Glass
General
- Prepared by cooling from liquid state without crystallization
- Glass is an amorphous solid without long range order or periodicity in atom arrangement.
- Glass temp (T\(_g\)) is dependent on heat/cooling rate and experimental method. No STD-conditions
- Silicates easily forms glasses.
- 3D network formation is important for glass to form
- Highly ionic materials does not form networked structures.
- Vitreous (glass-like) networks are isotropic.
Zachariasens rules
- An Oxygen atom is at most linked to two other atoms.
- The coordination polyhedra formed by oxygen around other atoms share corners, not edges or faces.

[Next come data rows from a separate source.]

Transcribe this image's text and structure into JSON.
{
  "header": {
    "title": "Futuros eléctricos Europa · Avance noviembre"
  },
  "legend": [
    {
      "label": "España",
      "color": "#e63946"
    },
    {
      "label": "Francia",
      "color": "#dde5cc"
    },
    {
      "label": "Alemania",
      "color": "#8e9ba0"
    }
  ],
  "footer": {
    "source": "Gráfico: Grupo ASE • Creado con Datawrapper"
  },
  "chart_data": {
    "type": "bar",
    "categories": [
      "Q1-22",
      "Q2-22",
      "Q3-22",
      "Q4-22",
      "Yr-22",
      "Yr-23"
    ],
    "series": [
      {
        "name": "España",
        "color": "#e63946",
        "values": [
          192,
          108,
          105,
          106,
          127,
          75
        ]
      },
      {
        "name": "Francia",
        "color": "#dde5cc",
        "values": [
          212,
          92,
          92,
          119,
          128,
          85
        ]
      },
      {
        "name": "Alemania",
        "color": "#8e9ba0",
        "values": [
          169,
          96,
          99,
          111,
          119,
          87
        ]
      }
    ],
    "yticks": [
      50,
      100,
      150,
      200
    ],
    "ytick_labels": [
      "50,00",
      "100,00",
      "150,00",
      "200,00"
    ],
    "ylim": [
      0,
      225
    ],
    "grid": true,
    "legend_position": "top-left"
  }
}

- The coordination number of the other atom is small (<3/4 for M)
- The polyhedra link up to form 3D networks. at least 3 corners of the polyhedra must be shared.
Crystallization VS Glass formation
Nucleation and growth (Hetero/homogeneous nucleation) Absence of nuclei or no growth -> Glass formation
- Many components facilitate glass formation
- Homogeneous nucleation: Nucleation rate I:
- \(I \propto e^{\frac{-(\Delta G_N + \Delta G_D)}{kT}}\)
- \(\Delta G_N\) is free energy change for formation of nucleus (thermodynamic barrier for nucleation)
- \(\Delta G_D\) is the kinetic barier for diffusion across the liquid-nucleus surface.
- Network modifiers: Na\(_2\)O, CaO, B\(_2\)O\(_3\), Takes corner of tetrahedron and cuts chain -> lower viscosity (\(\eta\))
Spherical nucleation
Critical radius (\(r^*\)): The size where \(\Delta G\) starts to decrease -> growth is favoured.
- At T just below T\(_m\), volume free energy (\(\Delta G_V\)) is smll -> large critical radius -> low probability of reaching \(r^*\).
- Decreasing T -> smaller critical radius which means larger survival probability
- \(\Delta G_N = 4/3 \pi r^3 \Delta G_V + 4 \pi r^2 \gamma\)
- \(\gamma\) is crystal-melt interfacial energy
- \(\Delta G_V\) is change in volume free energy per initial volume (which is negative)
Crystal growth
- Crystals grow at any T < T\(_m\) as long as a nuclei or crystal is present.
- Growth rates determined by thermodynamics and viscosity.
- Nucleation and growth will have maximums due to viscosity.
- 1ppm of glass can be crystal while still considered glass.
Crystallization system: Glass forming system:
Synthesis:
Raw materials -> Batching / mixing -> Batch melting -> Fining -> homogenization -> product Additives:
- Glass formers
- Network modifiers
- Colorants
- Finishing agents
Types
Glass ceramics
- Crystallization avoided in glass usually, but wanted here (to a degree)
- Glass ceramics get properties from crystal formation in a glass matrix (Figure below is not sintering, but temp high enough for small crystals to start growing)
Metallic glasses
- Chill-block melt-spinning of glass ribbons (10-50 mm wide, only mm thick)
- Droplet method (10\(^4\)K/s)
- Surface melting with laser or electron beam
- Ion mixing: Multi-layers interfused with scanning ion beam (eg Xe)
- Bulk:
- >3 elements (High entropy alloy)
- Big size differences (>12%)
- Cooling: 10\(^5\)-10\(^6\) K/s
- Negative heat of mixing
- Metglass: Fe-Si-B, Fe-Ni-P-B
- Used in golf clubs, bouncymetal
Borate glasses
- Many different building blocks
- Silicate + metal oxides: non-bridging oxygen atoms
- Borate + metal oxides: Converts planar BO\(_3\) to tetrahedral BO\(_4\).
- Modification of Glass#Zachariasens rules: A high percentage of network cations must have 3 anions.